Great Northern Iron: James J. Hill's 109-Year Mining Trust
By James A. Stolpestad
Great Northern Iron is a 302-page hard cover book that presents a comprehensive history of the Great Northern Iron Ore Properties, which owned 67,000 acres located in Minnesota's Mesabi Range. The Properties were spun off from the Great Northern Railway in 1906 by distributing Trust Certificates to Great Northern Railway stockholders on the basis of one trust certificate for each share of Great Northern stock.
This volume includes original documents, photographs, maps and detailed tables. It features dramatic 36-inch fold out maps that show the entire Northern Minnesota mining region from both a bird's eye view and in cross section.
The trust was established to comply with the Hepburn Act, which forbade the railroads from hauling commodities they produced. The book stresses the role of Louis Hill, trust president and chief executive officer from its founding until he retired in 1945. Over its lifetime, the trust distributed $561 million to its owners in current dollars, an amount that if adjusted to today's prices would certainly be in the billions of dollars.
Author Stolpestad, a St.

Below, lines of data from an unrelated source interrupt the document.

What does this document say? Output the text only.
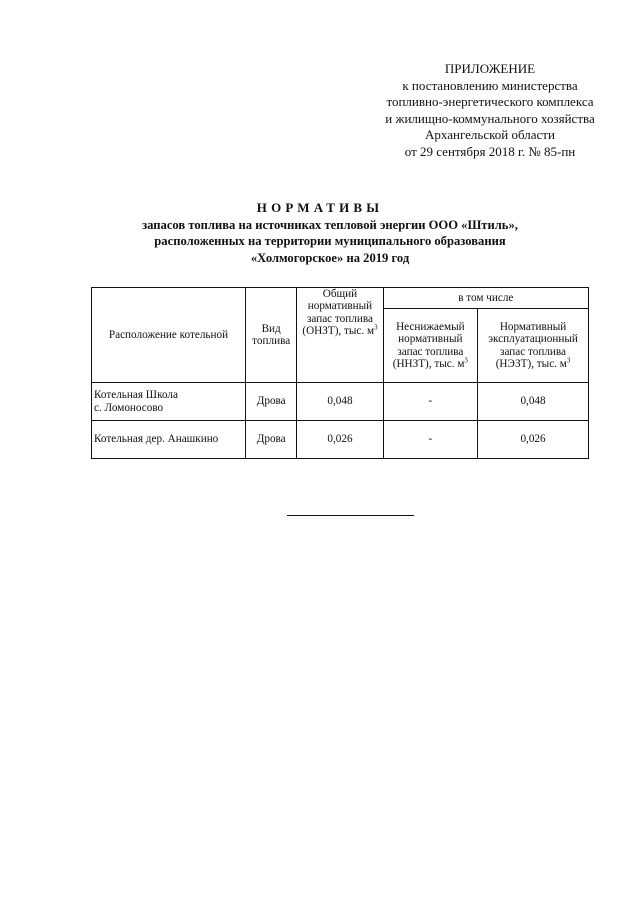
ПРИЛОЖЕНИЕ
к постановлению министерства
топливно-энергетического комплекса
и жилищно-коммунального хозяйства
Архангельской области
от 29 сентября 2018 г. № 85-пн
НОРМАТИВЫ
запасов топлива на источниках тепловой энергии ООО «Штиль»,
расположенных на территории муниципального образования
«Холмогорское» на 2019 год
Расположение котельной	Вид топлива	Общий нормативный запас топлива (ОНЗТ), тыс. $м^3$	в том числе	
			Неснижаемый нормативный запас топлива (ННЗТ), тыс. $м^3$	Нормативный эксплуатационный запас топлива (НЭЗТ), тыс. $м^3$
Котельная Школа
с. Ломоносово	Дрова	0,048	-	0,048
Котельная дер. Анашкино	Дрова	0,026	-	0,026
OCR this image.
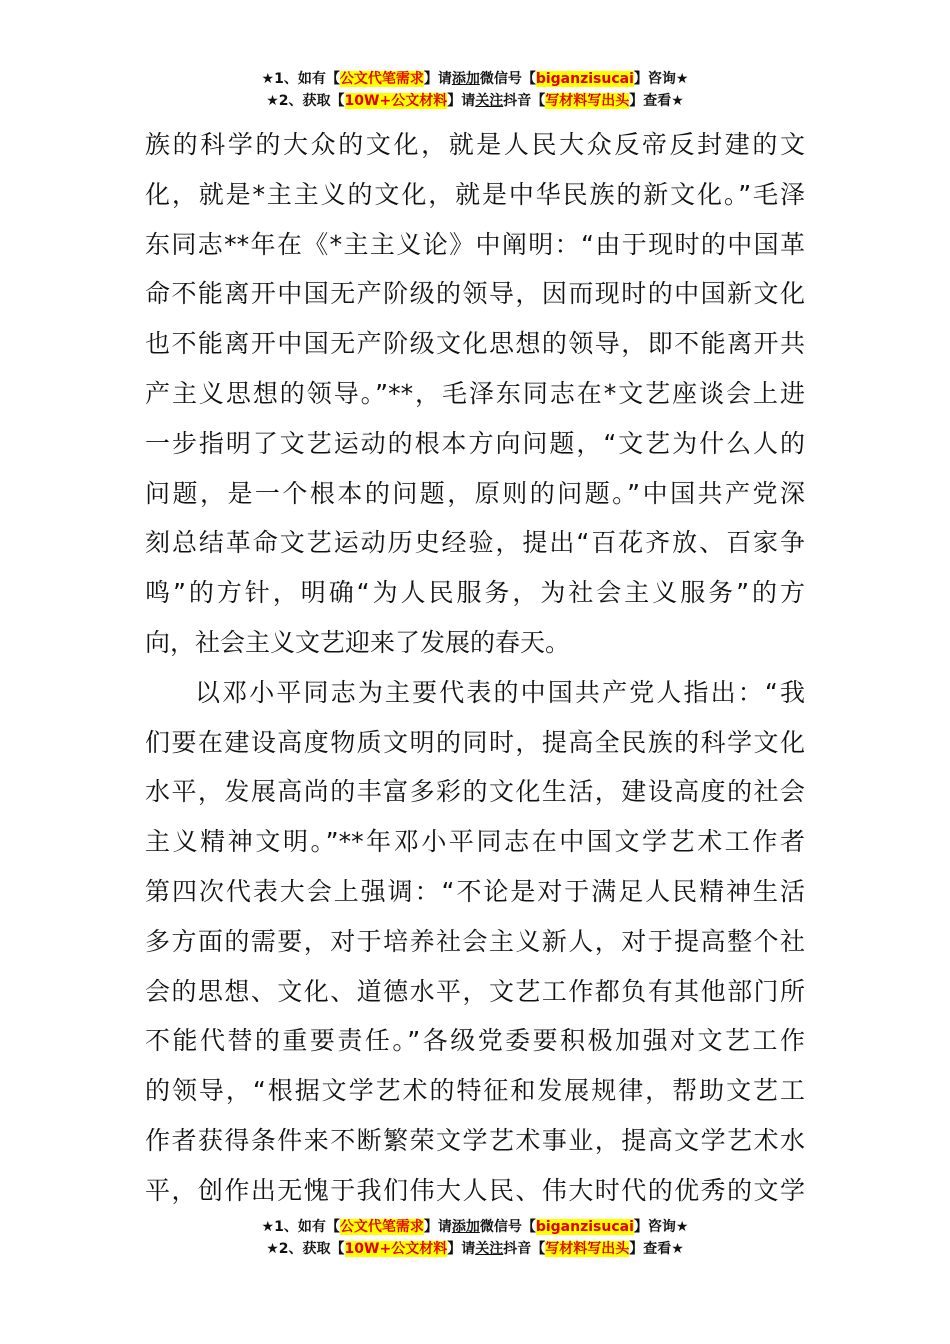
★1、如有【公文代笔需求】请添加微信号【biganzisucai】咨询★
★2、获取【10W+公文材料】请关注抖音【写材料写出头】查看★
族的科学的大众的文化，就是人民大众反帝反封建的文
化，就是*主主义的文化，就是中华民族的新文化。”毛泽
东同志**年在《*主主义论》中阐明：“由于现时的中国革
命不能离开中国无产阶级的领导，因而现时的中国新文化
也不能离开中国无产阶级文化思想的领导，即不能离开共
产主义思想的领导。”**，毛泽东同志在*文艺座谈会上进
一步指明了文艺运动的根本方向问题，“文艺为什么人的
问题，是一个根本的问题，原则的问题。”中国共产党深
刻总结革命文艺运动历史经验，提出“百花齐放、百家争
鸣”的方针，明确“为人民服务，为社会主义服务”的方
向，社会主义文艺迎来了发展的春天。
以邓小平同志为主要代表的中国共产党人指出：“我
们要在建设高度物质文明的同时，提高全民族的科学文化
水平，发展高尚的丰富多彩的文化生活，建设高度的社会
主义精神文明。”**年邓小平同志在中国文学艺术工作者
第四次代表大会上强调：“不论是对于满足人民精神生活
多方面的需要，对于培养社会主义新人，对于提高整个社
会的思想、文化、道德水平，文艺工作都负有其他部门所
不能代替的重要责任。”各级党委要积极加强对文艺工作
的领导，“根据文学艺术的特征和发展规律，帮助文艺工
作者获得条件来不断繁荣文学艺术事业，提高文学艺术水
平，创作出无愧于我们伟大人民、伟大时代的优秀的文学
★1、如有【公文代笔需求】请添加微信号【biganzisucai】咨询★
★2、获取【10W+公文材料】请关注抖音【写材料写出头】查看★
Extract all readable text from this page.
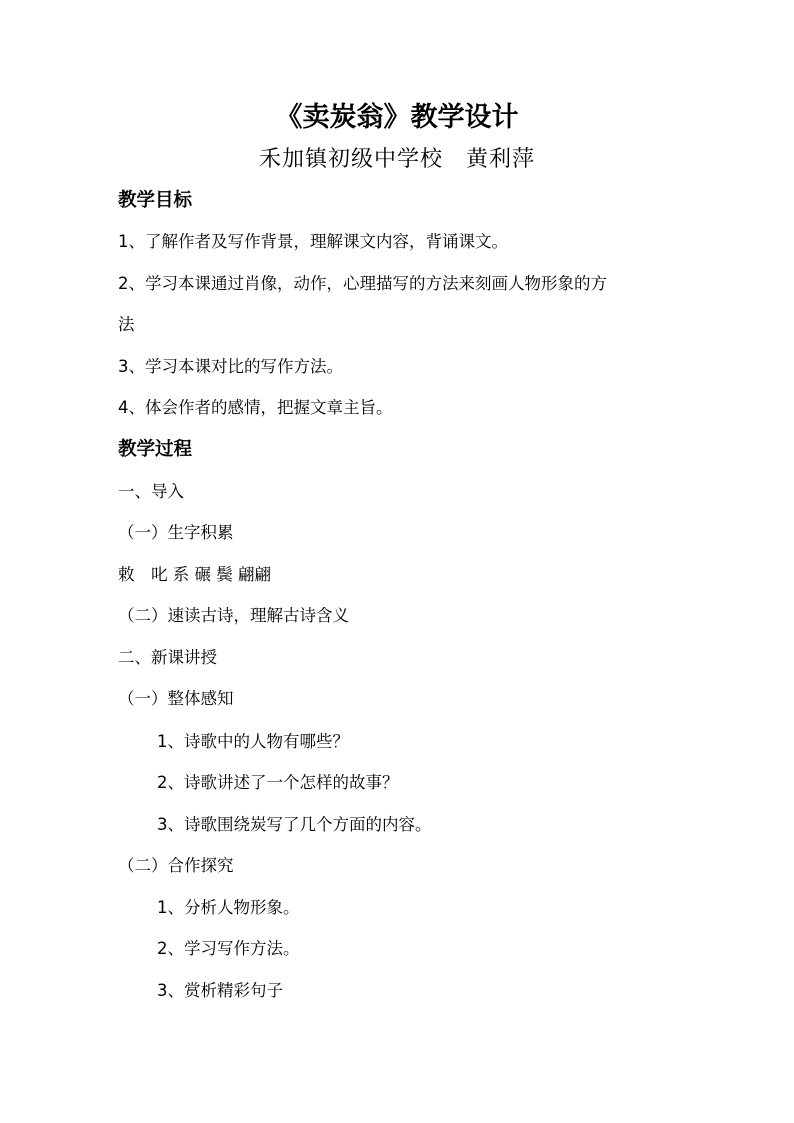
《卖炭翁》教学设计
禾加镇初级中学校　黄利萍
教学目标
1、了解作者及写作背景，理解课文内容，背诵课文。
2、学习本课通过肖像，动作，心理描写的方法来刻画人物形象的方
法
3、学习本课对比的写作方法。
4、体会作者的感情，把握文章主旨。
教学过程
一、导入
（一）生字积累
敕　叱 系 碾 鬓 翩翩
（二）速读古诗，理解古诗含义
二、新课讲授
（一）整体感知
1、诗歌中的人物有哪些？
2、诗歌讲述了一个怎样的故事？
3、诗歌围绕炭写了几个方面的内容。
（二）合作探究
1、分析人物形象。
2、学习写作方法。
3、赏析精彩句子
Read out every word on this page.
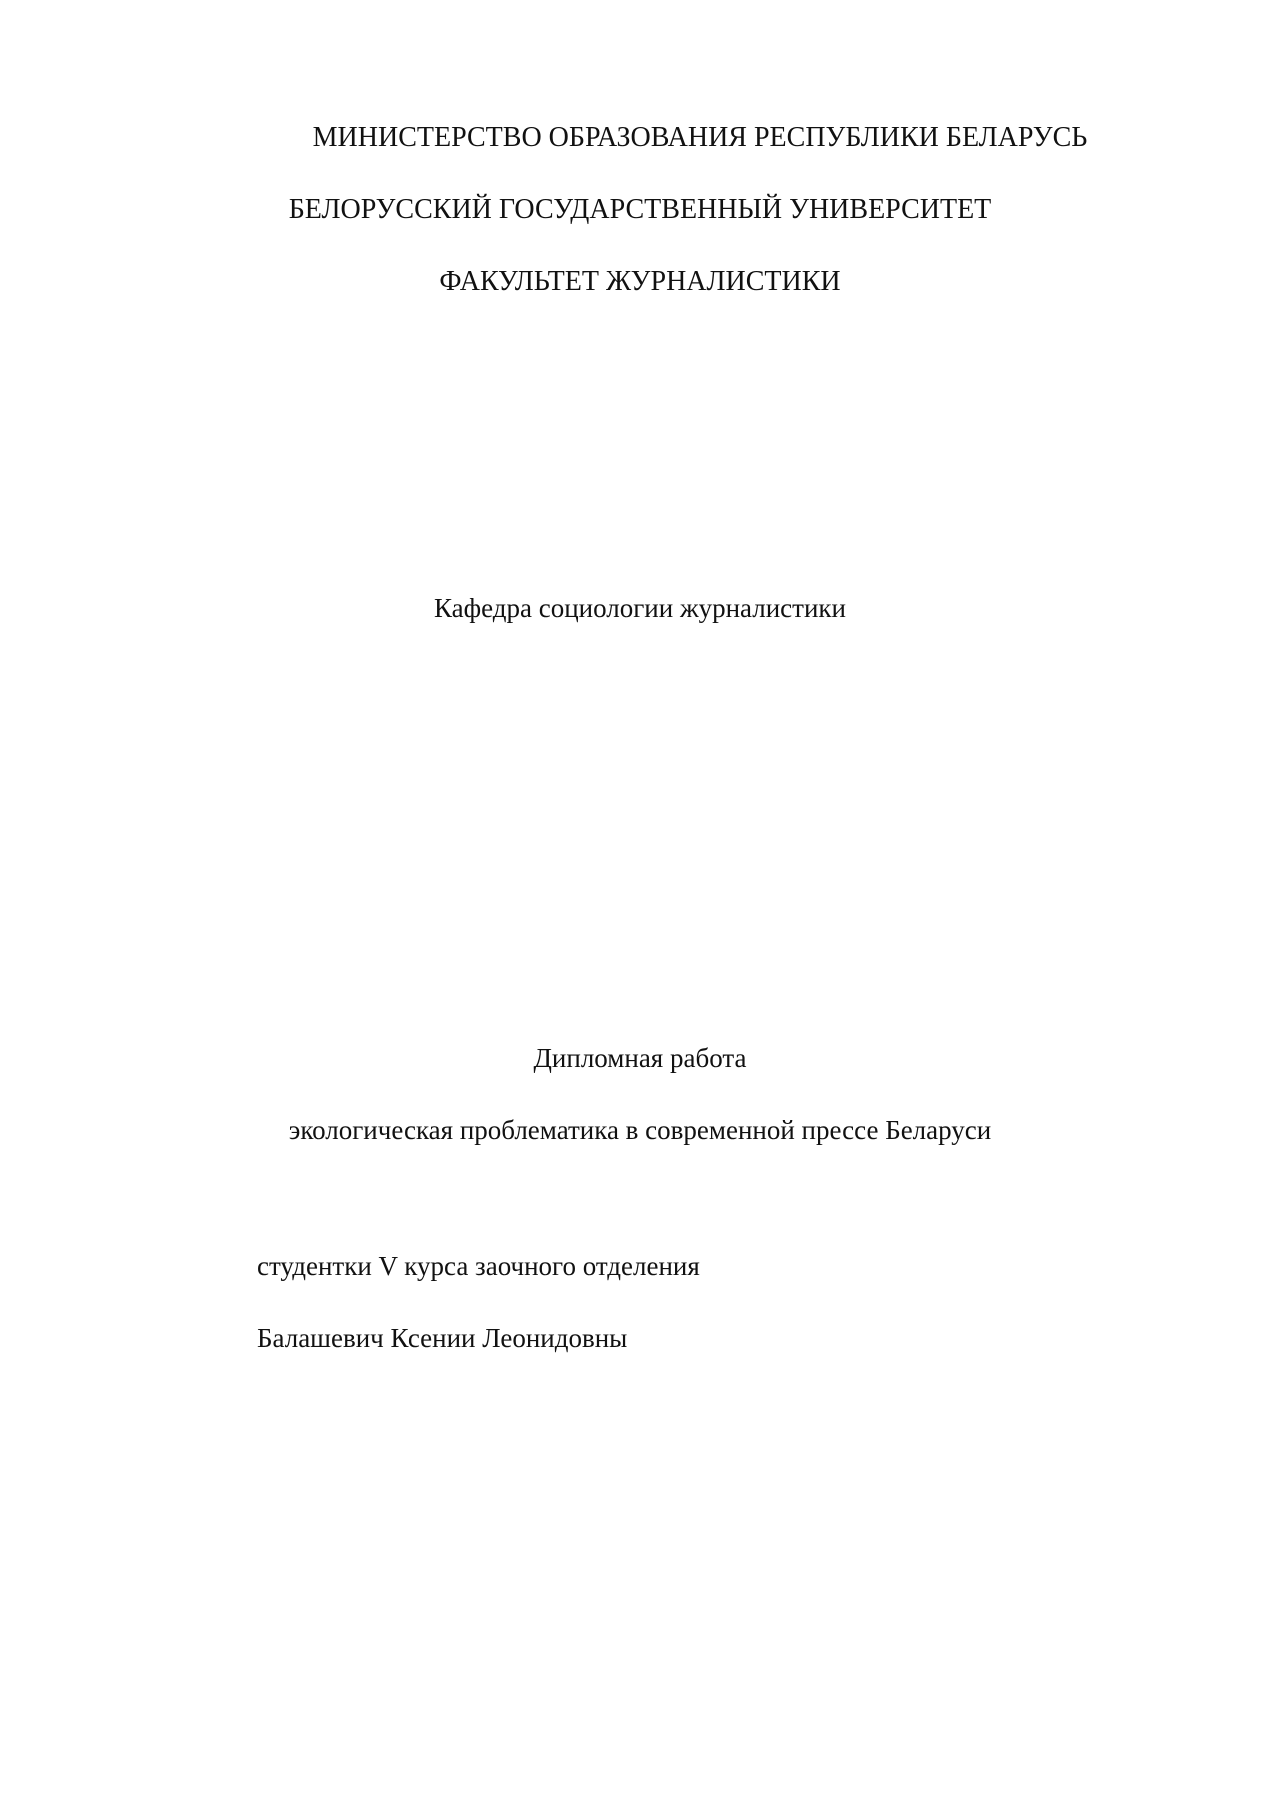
МИНИСТЕРСТВО ОБРАЗОВАНИЯ РЕСПУБЛИКИ БЕЛАРУСЬ
БЕЛОРУССКИЙ ГОСУДАРСТВЕННЫЙ УНИВЕРСИТЕТ
ФАКУЛЬТЕТ ЖУРНАЛИСТИКИ
Кафедра социологии журналистики
Дипломная работа
экологическая проблематика в современной прессе Беларуси
студентки V курса заочного отделения
Балашевич Ксении Леонидовны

Paul lawyer and real estate developer, was approached by Joseph Micallef, the trust's last president with a request to write the book and the promise of exclusive access to GNIOP's archives and former senior managers.
The above summary is adapted from a book review by Dave Beal published in the St. Paul Pioneer Press, April 12, 2020.
The following is a book review by Store Manager Mac McCulloch
Great Northern Iron provides an in-depth look at the one-of-a-kind Great Northern Iron Ore Properties, a grantor trust created by James J. and Louis W. Hill in 1906.
Most people with an interest in the Great Northern Railway know that the railway hauled prodigious tonnages of raw iron ore, and later taconite, from the Mesabi range to its ore docks at Allouez, Wisconsin. Some know that Louis W. Hill convinced his father to invest in iron ore bearing lands at the end of the 19th Century.
This book tells the tale of the major transactions that lead to the railway owning 67,000 acres of land in the Mesabi, the legal problem this ownership presented the Great Northern, and how these lands, plus other odds and ends, were initially (1899) placed in a subsidiary entity. In 1906, the lands in the Mesabi were placed in a trust, the Trust Certificates of which were distributed to railway shareholders to comply with the Hepburn Act, which forbade railroads from hauling minerals that they owned.
Great Northern Iron recounts the role that the trust played in developing the Mesabi, the greatest iron ore deposit in the United States and a key component of our national defense for decades. It includes two, two-sided fold out maps far larger and more interesting than appear in any other book we have ever seen.
It discusses two complex court cases. The first was a challenge to the very existence of the trust by certificate holders Charles S. and Elizabeth P. Arms. The second was a demand for early termination of the trust. The trustees prevailed, at substantial cost, in both cases.
The trust was terminated, by its own terms, on February 28, 2017. Work on the book began immediately thereafter with the full support of the three remaining trustees. The author had full access to the records of the trust and the living memories of the trustees.
The book is in part a personal history of Louis W. Hill, who served as one of four trustees from 1906 until 1945, but more the history of a business that the Hills were forced to create due to the Hepburn Act. If you have an interest in the business history of the Great Northern, of the Mesabi range, or of iron ore mining, this book should be in your library.
Great Northern Iron is a hard cover book of 302 pages printed on 8.5 x 11 coated paper, with dust jacket. It is of excellent physical quality.